Figures 3 to 5 are layout diagrams showing how the calibration solution container used in the device of this embodiment is placed in constant temperature water, and Figure 6 is an automatic chemical analyzer of another invention to which the principles of the present invention are applied. 7 is a schematic plan view of the conventional example,
FIGS. 8 and 9 are configuration diagrams showing the main parts of the conventional example. DESCRIPTION OF SYMBOLS 1... Constant temperature bath, 2... Reaction container, 8... Electrode (ion selective electrode), 12... Colorimetric measurement system, 13... Electrode measurement system, 14...
... Calibration liquid container, 16.16a ... Supply channel, 23.
・・Joint part.
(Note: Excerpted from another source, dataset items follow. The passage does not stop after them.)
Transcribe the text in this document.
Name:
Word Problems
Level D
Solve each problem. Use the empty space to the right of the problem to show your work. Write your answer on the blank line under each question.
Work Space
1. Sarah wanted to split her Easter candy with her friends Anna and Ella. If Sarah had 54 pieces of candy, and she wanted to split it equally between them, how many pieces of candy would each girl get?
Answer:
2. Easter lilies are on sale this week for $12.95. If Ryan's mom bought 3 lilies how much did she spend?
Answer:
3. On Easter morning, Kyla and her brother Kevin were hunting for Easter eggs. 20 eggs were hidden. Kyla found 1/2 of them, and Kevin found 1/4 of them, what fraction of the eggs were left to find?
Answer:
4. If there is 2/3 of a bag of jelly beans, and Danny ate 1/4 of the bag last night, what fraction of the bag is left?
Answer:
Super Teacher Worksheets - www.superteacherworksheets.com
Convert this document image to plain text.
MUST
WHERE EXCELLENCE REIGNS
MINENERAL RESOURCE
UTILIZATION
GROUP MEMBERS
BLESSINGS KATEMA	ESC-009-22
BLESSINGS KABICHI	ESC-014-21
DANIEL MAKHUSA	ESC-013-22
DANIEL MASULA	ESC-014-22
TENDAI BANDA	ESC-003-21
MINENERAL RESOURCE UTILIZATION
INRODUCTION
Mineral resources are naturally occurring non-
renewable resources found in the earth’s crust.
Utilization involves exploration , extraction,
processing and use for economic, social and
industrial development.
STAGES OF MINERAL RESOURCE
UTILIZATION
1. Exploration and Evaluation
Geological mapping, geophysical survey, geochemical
Figure 2 Figure 3 Figure 6 Figure 7

Claims (8)

[Claims] (1) In an automatic chemical analyzer that moves a reaction container holding a reaction solution intermittently in a fixed cycle and alternately measures the amount of electrolyte in the reaction solution and the calibration solution using an electrolyte measurement electrode provided in the movement path, An automatic chemical analyzer characterized in that a calibration solution container for exclusively supplying a calibration solution is provided on a moving path corresponding to the position of the electrode. (2) The automatic chemical analyzer according to claim 1, wherein the calibration liquid container is immersed in constant temperature water. (3) The automatic chemical analyzer according to claim 2, wherein the calibration solution is supplied from the top of the calibration solution container and discharged from the bottom. (4) The automatic chemical analyzer according to claim 2, wherein the supply flow path is connected to the calibration liquid container via a joint part, and the joint part is arranged outside the constant temperature water. (5) The automatic chemical analyzer according to claim 2, wherein the supply channel is connected to the calibration liquid container, and the inner volume of the portion immersed in the constant temperature water is larger than the amount of the calibration liquid supplied at one time. (6) The automatic chemical analyzer according to claim 5, wherein the portion of the supply channel immersed in the constant temperature water is fixed in the constant temperature water. (7) a measuring means that continuously supplies only the calibration solution to the electrode and repeatedly measures the calibration solution according to the actual measurement cycle;
An automatic chemical analysis apparatus characterized by comprising: judgment means for judging whether the operation of the measurement system after the calibration liquid supply system is good or bad based on the result of the measurement means. (8) The automatic chemical analyzer according to claim 7, wherein the determining means determines pass/fail by referring to a preset tolerance value.